Djime, Mohamed et Kalilou, qui fêteront leur 35e anniversaire derrière les barreaux, ont selon l’accusation une spécialité : repérer les camions de fret sur les parkings des zones de transit ou les aires d’autoroute, attendre que les chauffeurs dorment, lacérer les bâches ou décadenasser la remorque et charger les palettes de marchandises dans leurs fourgons. Ni vu ni connu, sauf si un conducteur donne l’alerte. Dans ce cas, ils fuient : Mohamed, le meneur, s’oppose à la violence envers les routiers.

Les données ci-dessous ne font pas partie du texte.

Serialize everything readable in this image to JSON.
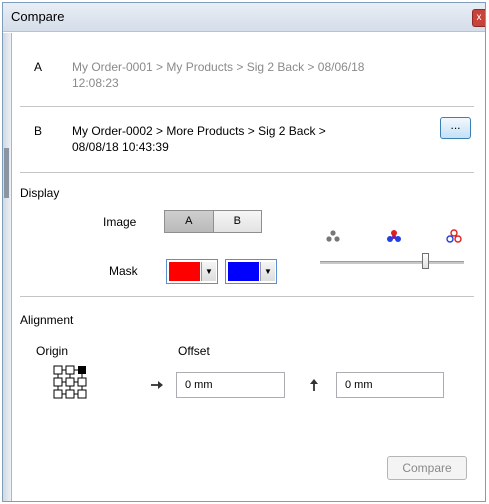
{
  "window": {
    "title": "Compare",
    "close_glyph": "x"
  },
  "source_a": {
    "key": "A",
    "path": "My Order-0001 > My Products > Sig 2 Back > 08/06/18",
    "time": "12:08:23"
  },
  "source_b": {
    "key": "B",
    "path": "My Order-0002 > More Products > Sig 2 Back >",
    "time": "08/08/18 10:43:39",
    "browse_label": "..."
  },
  "display": {
    "heading": "Display",
    "image_label": "Image",
    "image_options": [
      "A",
      "B"
    ],
    "image_selected": "A",
    "mask_label": "Mask",
    "mask_a_color": "#ff0000",
    "mask_b_color": "#0000ff",
    "blend_icons": [
      "gray-dots-icon",
      "red-blue-dots-icon",
      "red-blue-rings-icon"
    ],
    "blend_level": 0.73
  },
  "alignment": {
    "heading": "Alignment",
    "origin_label": "Origin",
    "offset_label": "Offset",
    "offset_x": "0 mm",
    "offset_y": "0 mm"
  },
  "footer": {
    "compare_label": "Compare"
  }
}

Du 16 août au 1er décembre, date de leur interpellation, ils se seraient ainsi approprié 9 palettes de jouets Playmobil, 2 palettes de matelas et télés, 16 de vêtements, 4 de matériel électromagnétique, 4 de couches Pampers, 29 colis d’électroménager. Le tout en Seine-et-Marne, dans l’Essonne, le Val-d’Oise, en roulant en convoi dans des véhicules « intraçables » au nom de sociétés fantômes.
Depuis l’été, les gendarmes surveillent la bande. Mohamed est identifié et géolocalisé. Kalilou et Djime sont embarqués dans le dossier grâce à « des photos de Noirs Africains » prises de nuit sur les parkings. Sur les images de vidéosurveillance, les enquêteurs voient en ces hommes masqués deux « connaissances » : Kalilou et Djime, dont le passé est aussi encombrant que leur magot. Ils feront l’affaire.
De la cocaïne saisie lors d’une perquisition sans témoin
Le 1er décembre, chez Kalilou, sont découverts 10 paquets de Pampers. Ce n’est pas surprenant, sa femme va mettre au monde leur quatrième enfant. Dans une fourgonnette C3 stationnée près de chez lui et repérée sur le lieu d’un vol, ils saisissent 33 boulettes de cocaïne. La perquisition est exécutée sans témoin. Kalilou jure que ni la drogue ni le C3 ne lui appartiennent : « Je conteste tout », réaffirme-t-il à l’audience. Il ne se reconnaît pas sur les clichés produits : « Je suis sûr à 200 % que ce n’est pas moi. »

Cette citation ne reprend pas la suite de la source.